Ворвавшись в спальню, он тотчас отдернул полог кровати и в ярком утреннем свете отчетливо увидел смертельно бледное, изможденное лицо Мери. Положил руку на ее пылающий, мокрый от пота лоб. Мери еле слышно застонала. Балетти обернулся к девушке, в тревоге заломившей руки.

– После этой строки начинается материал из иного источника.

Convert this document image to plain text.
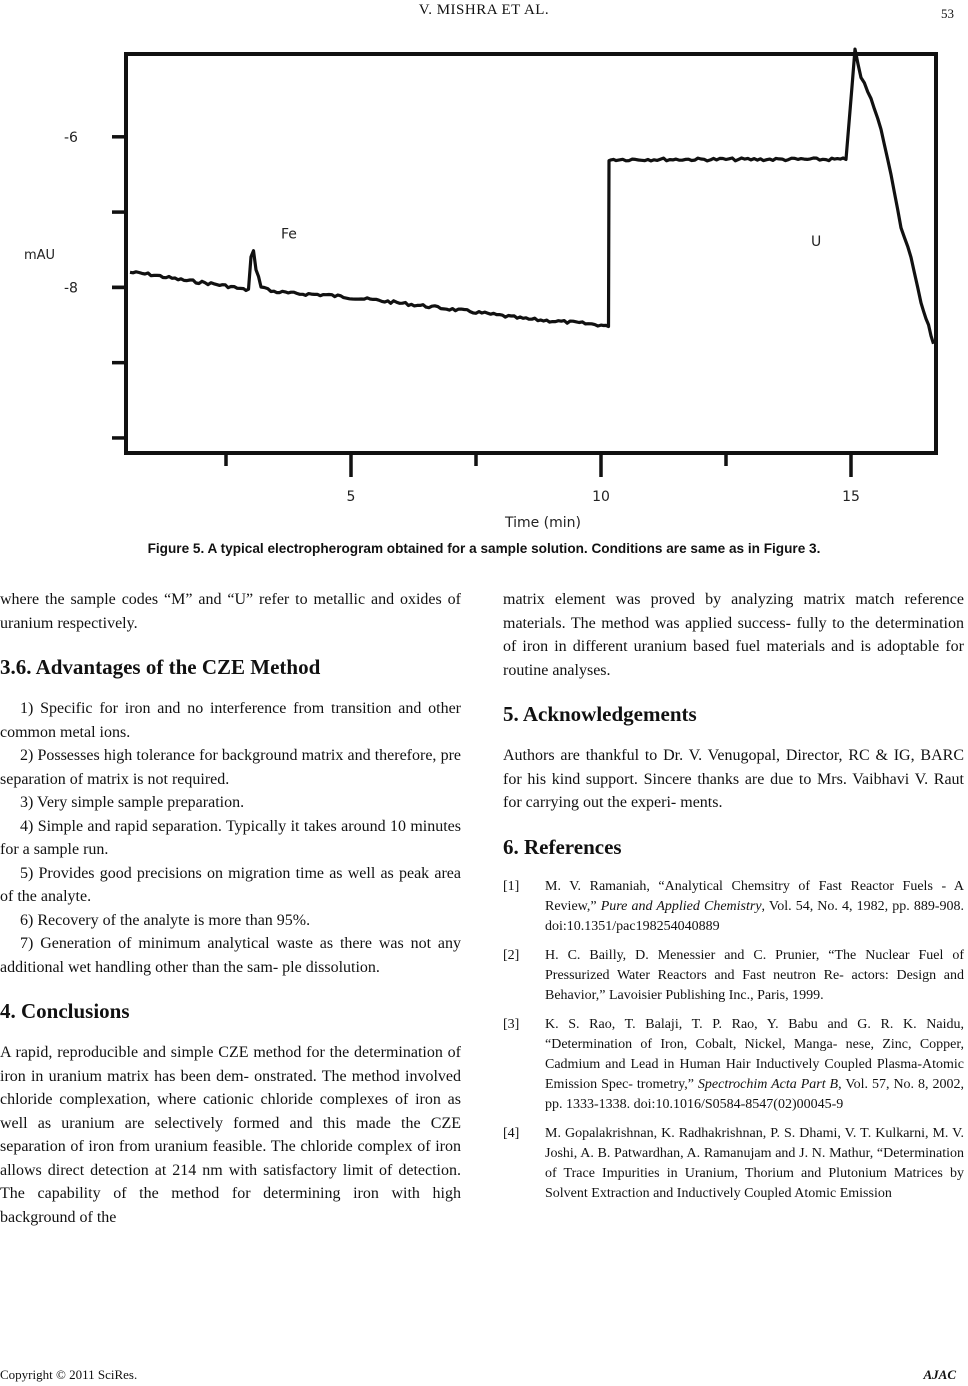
V. MISHRA ET AL.	53
-6
-8
5	10	15
Fe	U
mAU
Time (min)
Figure 5. A typical electropherogram obtained for a sample solution. Conditions are same as in Figure 3.

where the sample codes “M” and “U” refer to metallic and oxides of uranium respectively.

3.6. Advantages of the CZE Method

1) Specific for iron and no interference from transition and other common metal ions.

2) Possesses high tolerance for background matrix and therefore, pre separation of matrix is not required.

3) Very simple sample preparation.

4) Simple and rapid separation. Typically it takes around 10 minutes for a sample run.

5) Provides good precisions on migration time as well as peak area of the analyte.

6) Recovery of the analyte is more than 95%.

7) Generation of minimum analytical waste as there was not any additional wet handling other than the sam- ple dissolution.

4. Conclusions

A rapid, reproducible and simple CZE method for the determination of iron in uranium matrix has been dem- onstrated. The method involved chloride complexation, where cationic chloride complexes of iron as well as uranium are selectively formed and this made the CZE separation of iron from uranium feasible. The chloride complex of iron allows direct detection at 214 nm with satisfactory limit of detection. The capability of the method for determining iron with high background of the

matrix element was proved by analyzing matrix match reference materials. The method was applied success- fully to the determination of iron in different uranium based fuel materials and is adoptable for routine analyses.

5. Acknowledgements

Authors are thankful to Dr. V. Venugopal, Director, RC & IG, BARC for his kind support. Sincere thanks are due to Mrs. Vaibhavi V. Raut for carrying out the experi- ments.

6. References
[1]	M. V. Ramaniah, “Analytical Chemsitry of Fast Reactor Fuels - A Review,” Pure and Applied Chemistry, Vol. 54, No. 4, 1982, pp. 889-908. doi:10.1351/pac198254040889
[2]	H. C. Bailly, D. Menessier and C. Prunier, “The Nuclear Fuel of Pressurized Water Reactors and Fast neutron Re- actors: Design and Behavior,” Lavoisier Publishing Inc., Paris, 1999.
[3]	K. S. Rao, T. Balaji, T. P. Rao, Y. Babu and G. R. K. Naidu, “Determination of Iron, Cobalt, Nickel, Manga- nese, Zinc, Copper, Cadmium and Lead in Human Hair Inductively Coupled Plasma-Atomic Emission Spec- trometry,” Spectrochim Acta Part B, Vol. 57, No. 8, 2002, pp. 1333-1338. doi:10.1016/S0584-8547(02)00045-9
[4]	M. Gopalakrishnan, K. Radhakrishnan, P. S. Dhami, V. T. Kulkarni, M. V. Joshi, A. B. Patwardhan, A. Ramanujam and J. N. Mathur, “Determination of Trace Impurities in Uranium, Thorium and Plutonium Matrices by Solvent Extraction and Inductively Coupled Atomic Emission
Copyright © 2011 SciRes.	AJAC
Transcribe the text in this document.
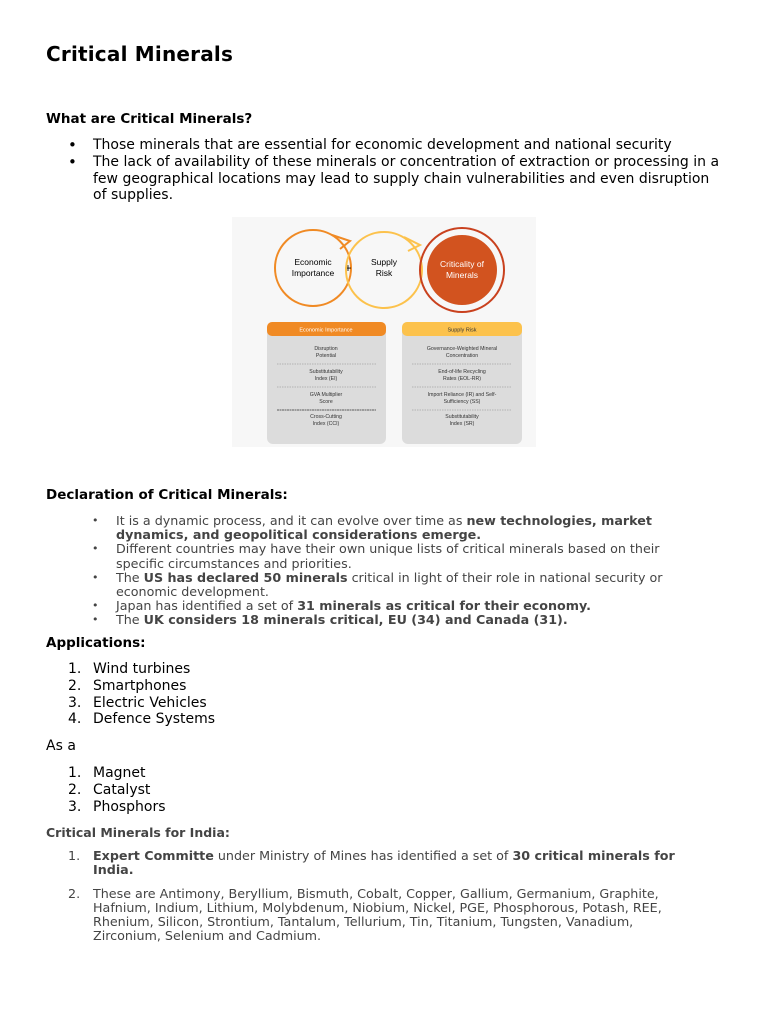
Critical Minerals
What are Critical Minerals?
• Those minerals that are essential for economic development and national security
• The lack of availability of these minerals or concentration of extraction or processing in a few geographical locations may lead to supply chain vulnerabilities and even disruption of supplies.
Economic
Importance + Supply
Risk
Criticality of
Minerals
Economic Importance
Disruption
Potential
Substitutability
Index (EI)
GVA Multiplier
Score
Cross-Cutting
Index (CCI)
Supply Risk
Governance-Weighted Mineral
Concentration
End-of-life Recycling
Rates (EOL-RR)
Import Reliance (IR) and Self-
Sufficiency (SS)
Substitutability
Index (SR)
Declaration of Critical Minerals:
• It is a dynamic process, and it can evolve over time as new technologies, market dynamics, and geopolitical considerations emerge.
• Different countries may have their own unique lists of critical minerals based on their specific circumstances and priorities.
• The US has declared 50 minerals critical in light of their role in national security or economic development.
• Japan has identified a set of 31 minerals as critical for their economy.
• The UK considers 18 minerals critical, EU (34) and Canada (31).
Applications:
1. Wind turbines
2. Smartphones
3. Electric Vehicles
4. Defence Systems

As a

1. Magnet
2. Catalyst
3. Phosphors
Critical Minerals for India:
1. Expert Committe under Ministry of Mines has identified a set of 30 critical minerals for India.
2. These are Antimony, Beryllium, Bismuth, Cobalt, Copper, Gallium, Germanium, Graphite, Hafnium, Indium, Lithium, Molybdenum, Niobium, Nickel, PGE, Phosphorous, Potash, REE, Rhenium, Silicon, Strontium, Tantalum, Tellurium, Tin, Titanium, Tungsten, Vanadium, Zirconium, Selenium and Cadmium.
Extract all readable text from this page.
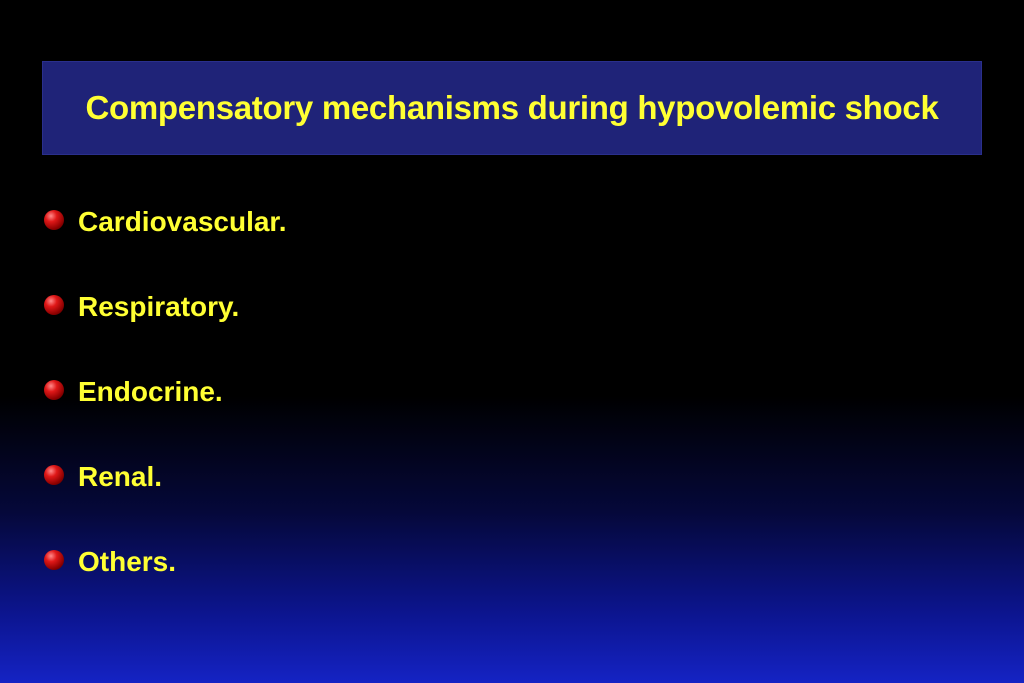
Compensatory mechanisms during hypovolemic shock
Cardiovascular.
Respiratory.
Endocrine.
Renal.
Others.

— Анна, вскипятите воду. Я сейчас приду к вам с лекарственными травами.

— Она опасно больна?

— Довольно опасно. Она без сознания. Слишком сильный жар. Мне надо выяснить, что она делала в последние несколько дней. Займитесь этим.

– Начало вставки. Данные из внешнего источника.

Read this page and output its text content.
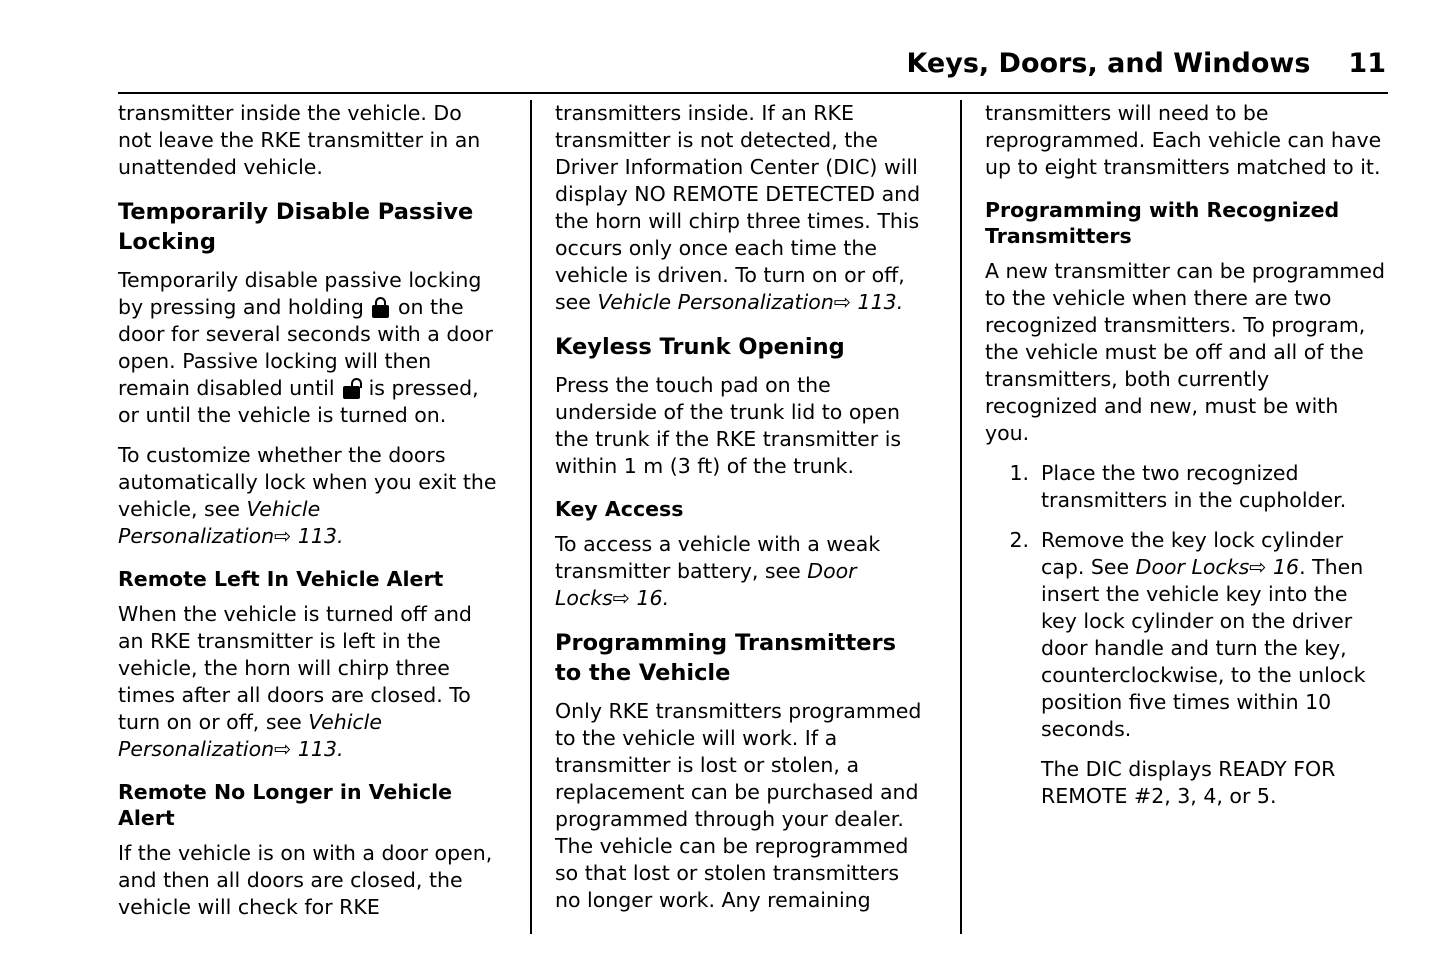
Keys, Doors, and Windows 11

transmitter inside the vehicle. Do not leave the RKE transmitter in an unattended vehicle.

Temporarily Disable Passive Locking

Temporarily disable passive locking by pressing and holding on the door for several seconds with a door open. Passive locking will then remain disabled until is pressed, or until the vehicle is turned on.

To customize whether the doors automatically lock when you exit the vehicle, see Vehicle Personalization⇨ 113.

Remote Left In Vehicle Alert

When the vehicle is turned off and an RKE transmitter is left in the vehicle, the horn will chirp three times after all doors are closed. To turn on or off, see Vehicle Personalization⇨ 113.

Remote No Longer in Vehicle Alert

If the vehicle is on with a door open, and then all doors are closed, the vehicle will check for RKE

transmitters inside. If an RKE transmitter is not detected, the Driver Information Center (DIC) will display NO REMOTE DETECTED and the horn will chirp three times. This occurs only once each time the vehicle is driven. To turn on or off, see Vehicle Personalization⇨ 113.

Keyless Trunk Opening

Press the touch pad on the underside of the trunk lid to open the trunk if the RKE transmitter is within 1 m (3 ft) of the trunk.

Key Access

To access a vehicle with a weak transmitter battery, see Door Locks⇨ 16.

Programming Transmitters to the Vehicle

Only RKE transmitters programmed to the vehicle will work. If a transmitter is lost or stolen, a replacement can be purchased and programmed through your dealer. The vehicle can be reprogrammed so that lost or stolen transmitters no longer work. Any remaining

transmitters will need to be reprogrammed. Each vehicle can have up to eight transmitters matched to it.

Programming with Recognized Transmitters

A new transmitter can be programmed to the vehicle when there are two recognized transmitters. To program, the vehicle must be off and all of the transmitters, both currently recognized and new, must be with you.

1. Place the two recognized transmitters in the cupholder.
2. Remove the key lock cylinder cap. See Door Locks⇨ 16. Then insert the vehicle key into the key lock cylinder on the driver door handle and turn the key, counterclockwise, to the unlock position five times within 10 seconds.
The DIC displays READY FOR REMOTE #2, 3, 4, or 5.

— Я спрошу Пьетро. Мадам Мери очень нравится с ним разговаривать.

Балетти кивнул и откинул одеяло с горячего и дрожащего тела Мери. Выслушал ее, ничего толком не поняв. Мери стонала и стучала зубами. Он разозлился сам на себя за то, что ничего не заметил, всецело поглощенный мыслями о письме, которое прислал Корк перед тем как отправиться к потрейскому берегу, где стоял имперский флот.

«Корнель рассказал мне всю правду о Мери Рид. Узнав то, что узнал я, вы будете потрясены так же, как был потрясен я сам. Не могу в нескольких строчках рассказать вам все, но позаботьтесь о ней как можно лучше, маркиз. Сами того не зная и не желая, вы обрушили на нее худшую кару, какую можно выдумать. Вскоре вы все узнаете. Молю вас, берегите ее. В том, что касается Форбена, все улажено, как вы того хотели».

Балетти раз сто прочитал и перечитал записку, пока не выучил наизусть. Эта истина, эти признания, которые он столько раз отказывался выслушать, теперь его терзали.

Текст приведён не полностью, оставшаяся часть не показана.